Look at the other three teams still alive in the playoffs. They all have one common denominator. Atlanta Falcons -- good defense; Philadelphia Eagles -- good defense; Pittsburgh Steelers -- good defense.
Every year the Super Bowl winning team had one of the top defenses in the league.
Some people point to the St. Louis Rams and their title four years ago as evidence to the contrary. "The greatest show on turf" was the title of their offense and everyone knows how good those Marshall Faulk-Kurt Warner in their prime led teams were.
Nobody remembers that in 2000 the St. Louis Rams had the fifth-ranked defense in the league.
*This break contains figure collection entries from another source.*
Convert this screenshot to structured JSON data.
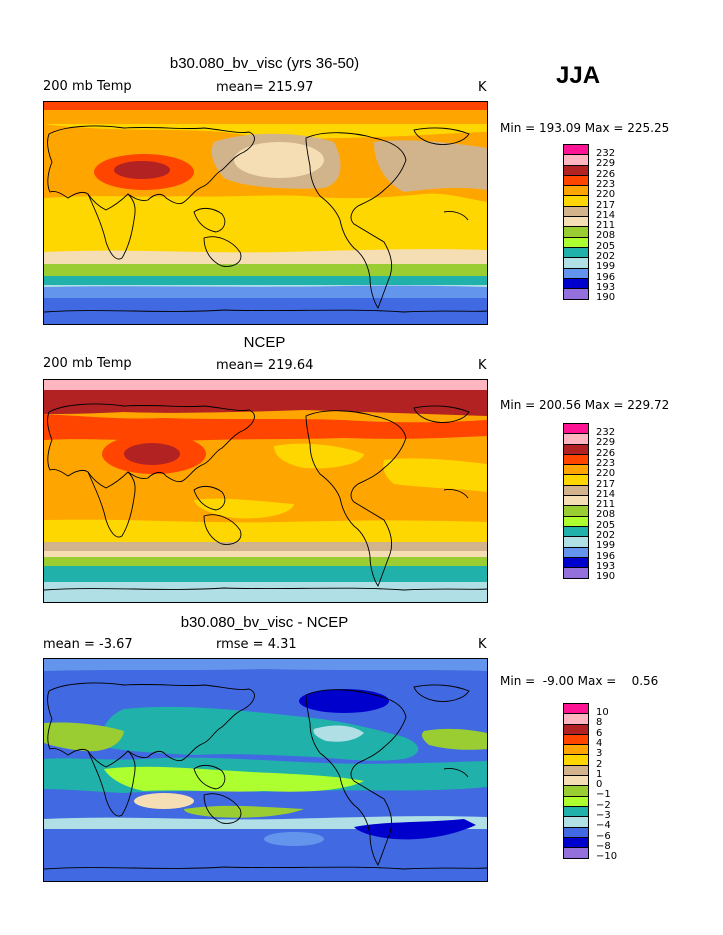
{
  "season": "JJA",
  "panels": [
    {
      "title": "b30.080_bv_visc (yrs 36-50)",
      "left_label": "200 mb Temp",
      "center_label": "mean= 215.97",
      "right_label": "K",
      "minmax": "Min = 193.09 Max = 225.25",
      "legend": [
        "232",
        "229",
        "226",
        "223",
        "220",
        "217",
        "214",
        "211",
        "208",
        "205",
        "202",
        "199",
        "196",
        "193",
        "190"
      ]
    },
    {
      "title": "NCEP",
      "left_label": "200 mb Temp",
      "center_label": "mean= 219.64",
      "right_label": "K",
      "minmax": "Min = 200.56 Max = 229.72",
      "legend": [
        "232",
        "229",
        "226",
        "223",
        "220",
        "217",
        "214",
        "211",
        "208",
        "205",
        "202",
        "199",
        "196",
        "193",
        "190"
      ]
    },
    {
      "title": "b30.080_bv_visc - NCEP",
      "left_label": "mean =   -3.67",
      "center_label": "rmse =    4.31",
      "right_label": "K",
      "minmax": "Min =  -9.00 Max =    0.56",
      "legend": [
        "10",
        "8",
        "6",
        "4",
        "3",
        "2",
        "1",
        "0",
        "−1",
        "−2",
        "−3",
        "−4",
        "−6",
        "−8",
        "−10"
      ]
    }
  ],
  "colors": {
    "c1": "#ff1493",
    "c2": "#ffb6c1",
    "c3": "#b22222",
    "c4": "#ff4500",
    "c5": "#ffa500",
    "c6": "#ffd700",
    "c7": "#d2b48c",
    "c8": "#f5deb3",
    "c9": "#9acd32",
    "c10": "#adff2f",
    "c11": "#20b2aa",
    "c12": "#b0e0e6",
    "c13": "#4169e1",
    "c14": "#0000cd",
    "c15": "#9370db"
  },
  "legend_colors": [
    "#ff1493",
    "#ffb6c1",
    "#b22222",
    "#ff4500",
    "#ffa500",
    "#ffd700",
    "#d2b48c",
    "#f5deb3",
    "#9acd32",
    "#adff2f",
    "#20b2aa",
    "#b0e0e6",
    "#6495ed",
    "#0000cd",
    "#9370db"
  ],
  "legend_colors_diff": [
    "#ff1493",
    "#ffb6c1",
    "#b22222",
    "#ff4500",
    "#ffa500",
    "#ffd700",
    "#d2b48c",
    "#f5deb3",
    "#9acd32",
    "#adff2f",
    "#20b2aa",
    "#b0e0e6",
    "#4169e1",
    "#0000cd",
    "#9370db"
  ]
}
In basketball the Detroit Pistons last season were a great defensive team. They ranked first in the NBA in scoring defense and it led them to the NBA championship.
The year before that it was the San Antonio Spurs. They were ranked third in scoring defense.
Before that it was the Los Angeles Lakers. Sure they were scoring in bunches with Kobe and Shaq, but it was their defense that made the championships happen.
Sure the stats say defense is important, but what about defense makes the difference.
In a game where scoring the most points wins, doesn't it sound odd that the teams that score at the highest rate aren't necessarily victorious?
The best way to put it might be the way Lou Henson tells it to his players at New Mexico State University.
"Defense is something you can always control," Henson says. "In basketball, sometimes you'll be making your shots, sometimes you won't. But if you always play good defense, you will be in every game."
Maybe that is why you see John McNeley going to great lengths to make his team a better defensive ballclub.
For much of the season he was trying zone defenses. He was worried that athletically Nevada might not match up with some of the teams they were playing and that it would hurt Nevada defensively because of a mismatch or two.
But after getting handled by Webb City recently McNeley decided to give man-to-man defense a try. It was the defense he used to run primarily and it is a defense that if run right, can frustrate opponents.
Even though he feared that opponents might make Nevada pay, he put the onus on his players and they have responded. Two consecutive Southwest Conference wins later, and the Tigers are right back in the conference hunt. The reason -- defense.
Brent Bartlett likes to change up defenses when playing opponents. His philosophy is that if the other team can't predict what you're going to do, it's hard to figure out a way to beat it.
The bottom line is that he focuses on the defensive end of the ball, knowing that the Lady Tigers will need to be good there to have a chance at making it out of the district.
Defense wins championships. It may not be the most exciting aspect of sports, but it is the most important.